Der Austritt des Vereinigten Königreiches aus der Europäischen Union und das Stichwort Brexit sind in den letzten Jahren an niemandem vorbei gekommen. Für das Vergaberecht bedeutete dies eine enorme Ungewissheit, inwiefern britische Ausschreibungen für deutsche Unternehmen zugänglich sein werden und wie deutsche Auftraggeber britische Bieter in Zukunft behandeln müssen. Zu den vielen denkbaren Szenarien, wie das Austrittsabkommen gestaltet werden kann, wurde in dieser Zeit vom „No-Deal-Brexit“ bis zum „Exit vom Brexit“ alles diskutiert. Auch vergaberechtlich waren viele Konstellationen denkbar. Mit dem Austrittsabkommen vom 31.12.2020 ((EU) L 444/14) gibt es nun Gewissheit. Im Folgenden soll der Inhalt des Abkommens hinsichtlich des öffentlichen Auftragswesens dargestellt und eingeordnet werden.
Welche Bedeutung hat das GPA für das Austrittsabkommen?
Das Austrittsabkommen lehnt sich im Bereich der öffentlichen Beschaffung an das Agreement on Government Procurement (GPA) der Welthandelsorganisation an.
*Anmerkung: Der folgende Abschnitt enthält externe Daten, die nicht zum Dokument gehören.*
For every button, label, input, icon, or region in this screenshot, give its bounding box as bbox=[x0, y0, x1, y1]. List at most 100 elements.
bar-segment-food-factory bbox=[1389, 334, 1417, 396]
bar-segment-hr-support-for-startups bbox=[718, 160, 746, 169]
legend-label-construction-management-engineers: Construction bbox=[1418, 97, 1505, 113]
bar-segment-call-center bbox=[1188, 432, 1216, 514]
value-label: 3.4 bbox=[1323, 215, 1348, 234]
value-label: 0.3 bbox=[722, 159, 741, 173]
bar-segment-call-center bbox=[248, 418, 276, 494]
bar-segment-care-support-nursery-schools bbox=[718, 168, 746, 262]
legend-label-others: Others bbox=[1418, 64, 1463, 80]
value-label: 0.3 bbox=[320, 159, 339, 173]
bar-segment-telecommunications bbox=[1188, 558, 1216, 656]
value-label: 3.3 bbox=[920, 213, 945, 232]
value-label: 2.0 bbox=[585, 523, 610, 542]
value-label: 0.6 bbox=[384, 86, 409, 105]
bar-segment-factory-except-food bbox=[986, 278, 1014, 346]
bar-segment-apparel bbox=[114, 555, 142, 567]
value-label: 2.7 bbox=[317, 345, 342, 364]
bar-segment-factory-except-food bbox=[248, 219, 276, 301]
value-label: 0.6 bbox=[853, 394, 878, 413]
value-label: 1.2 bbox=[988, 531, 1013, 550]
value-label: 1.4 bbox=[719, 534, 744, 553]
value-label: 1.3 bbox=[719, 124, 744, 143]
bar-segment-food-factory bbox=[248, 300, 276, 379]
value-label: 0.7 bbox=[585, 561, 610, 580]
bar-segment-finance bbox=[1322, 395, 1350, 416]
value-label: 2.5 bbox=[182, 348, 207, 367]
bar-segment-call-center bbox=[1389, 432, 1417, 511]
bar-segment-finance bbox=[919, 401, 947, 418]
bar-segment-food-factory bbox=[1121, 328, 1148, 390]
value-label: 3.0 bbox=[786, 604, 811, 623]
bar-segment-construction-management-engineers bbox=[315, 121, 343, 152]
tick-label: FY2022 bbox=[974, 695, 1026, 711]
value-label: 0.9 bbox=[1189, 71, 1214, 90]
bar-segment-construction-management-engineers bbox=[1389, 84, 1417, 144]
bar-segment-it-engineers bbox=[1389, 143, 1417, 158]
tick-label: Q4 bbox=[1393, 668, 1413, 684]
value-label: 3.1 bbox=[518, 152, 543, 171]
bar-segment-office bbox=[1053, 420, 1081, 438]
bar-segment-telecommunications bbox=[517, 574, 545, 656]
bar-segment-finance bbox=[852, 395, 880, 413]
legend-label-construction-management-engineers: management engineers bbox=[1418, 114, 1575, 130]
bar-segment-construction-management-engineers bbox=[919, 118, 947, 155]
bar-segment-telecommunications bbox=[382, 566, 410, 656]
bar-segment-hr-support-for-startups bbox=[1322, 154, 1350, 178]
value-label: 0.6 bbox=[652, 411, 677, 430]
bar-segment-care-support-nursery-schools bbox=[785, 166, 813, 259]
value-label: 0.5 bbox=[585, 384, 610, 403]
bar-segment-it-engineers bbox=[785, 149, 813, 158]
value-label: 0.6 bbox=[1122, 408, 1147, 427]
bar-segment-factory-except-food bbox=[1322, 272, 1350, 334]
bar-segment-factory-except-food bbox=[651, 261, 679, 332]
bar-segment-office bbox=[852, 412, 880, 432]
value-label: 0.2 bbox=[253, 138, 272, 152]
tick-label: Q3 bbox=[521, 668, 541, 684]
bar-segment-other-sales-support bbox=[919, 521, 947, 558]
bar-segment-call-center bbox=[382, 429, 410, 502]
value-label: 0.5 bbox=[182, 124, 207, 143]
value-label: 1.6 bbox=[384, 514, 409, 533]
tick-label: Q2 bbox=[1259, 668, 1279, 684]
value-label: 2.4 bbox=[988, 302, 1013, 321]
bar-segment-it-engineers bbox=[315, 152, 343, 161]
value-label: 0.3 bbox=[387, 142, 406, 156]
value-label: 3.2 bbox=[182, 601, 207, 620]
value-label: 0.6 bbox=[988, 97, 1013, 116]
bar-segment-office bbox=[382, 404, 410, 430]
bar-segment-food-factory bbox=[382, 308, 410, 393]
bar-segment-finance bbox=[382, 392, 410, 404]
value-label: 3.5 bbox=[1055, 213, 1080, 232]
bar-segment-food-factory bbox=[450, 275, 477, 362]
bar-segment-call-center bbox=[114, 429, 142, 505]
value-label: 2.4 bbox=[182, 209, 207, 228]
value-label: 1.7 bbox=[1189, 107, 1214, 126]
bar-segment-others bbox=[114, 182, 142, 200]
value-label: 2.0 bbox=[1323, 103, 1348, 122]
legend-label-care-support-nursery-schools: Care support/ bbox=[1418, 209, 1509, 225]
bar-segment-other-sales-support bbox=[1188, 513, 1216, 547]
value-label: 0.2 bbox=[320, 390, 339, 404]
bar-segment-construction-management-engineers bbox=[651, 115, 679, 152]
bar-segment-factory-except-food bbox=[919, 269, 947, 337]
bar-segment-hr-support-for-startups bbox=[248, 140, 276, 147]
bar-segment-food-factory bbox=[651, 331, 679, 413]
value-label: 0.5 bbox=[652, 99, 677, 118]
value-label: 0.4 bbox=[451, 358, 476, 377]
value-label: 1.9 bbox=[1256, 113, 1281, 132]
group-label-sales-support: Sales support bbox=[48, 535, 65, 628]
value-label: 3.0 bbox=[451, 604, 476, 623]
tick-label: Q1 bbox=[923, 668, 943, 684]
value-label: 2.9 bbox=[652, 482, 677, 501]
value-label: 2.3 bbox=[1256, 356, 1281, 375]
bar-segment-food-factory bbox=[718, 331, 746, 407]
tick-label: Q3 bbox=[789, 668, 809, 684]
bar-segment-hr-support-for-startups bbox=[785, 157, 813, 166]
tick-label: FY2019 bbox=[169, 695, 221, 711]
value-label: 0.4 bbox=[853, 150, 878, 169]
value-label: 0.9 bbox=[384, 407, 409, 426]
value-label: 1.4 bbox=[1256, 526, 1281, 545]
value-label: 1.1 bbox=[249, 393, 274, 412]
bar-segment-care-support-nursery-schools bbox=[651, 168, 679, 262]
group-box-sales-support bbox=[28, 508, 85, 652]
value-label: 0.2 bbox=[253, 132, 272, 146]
Diesem gehört die Europäische Union seit in Kraft treten 1996 an. Das Vereinigte Königreich ist im Zuge des Austrittes aus der Europäischen Union zum 01.01.2021 als eigenständiges Mitglied beigetreten. Dementsprechend gelten die Regeln aus dem GPA hierdurch bereits zwischen den Mitgliedstaaten. Mitunter ist der Verweis darauf im Austrittsabkommen lediglich deklarativer Natur. Entscheidend sind eher die über das GPA hinaus gehenden besonderen Regelungen.
Der Anwendungsbereich des GPA ist für die jeweiligen Vertragsstaaten speziell in den Anlagen 1-7 zu Anhang 1 festgelegt. Die Anlagen 1-3 nennen jeweils im Rahmen von Positivlisten die verpflichteten Beschaffungsstellen, getrennt nach Ebenen [Zentralregierungen: z.B. EU Kommission bzw. Bundesrechnungshof; Lokale- und regionale Auftraggeber: z.B. Hochschulen und Bundesanstalten; andere Einheiten: bestimmte Sektorenauftraggeber – nur solche, die feste Netze betreiben oder Häfen/Flughäfen/Bahnhöfe; ausführliche Aufzählung unter: WTO ¦ Government procurement – The plurilateral Agreement on Government Procurement (GPA)]. Die Schwellenwerte sind genauso wie im europäischen System, sowohl an den Beschaffungsgegenstand, als auch die Beschaffungsstelle gebunden. Die Anhänge für die Europäische Union und das Vereinigte Königreich decken sich insofern. Die Anhänge 4-7 decken den Gegenstand der Beschaffung getrennt nach Waren, Dienstleistungen und Bauleistungen. Anhang 7 nennt explizite Ausnahmen für Hilfsprogramm im Agrarsektor bzw. Lebensmittel und Rundfunk.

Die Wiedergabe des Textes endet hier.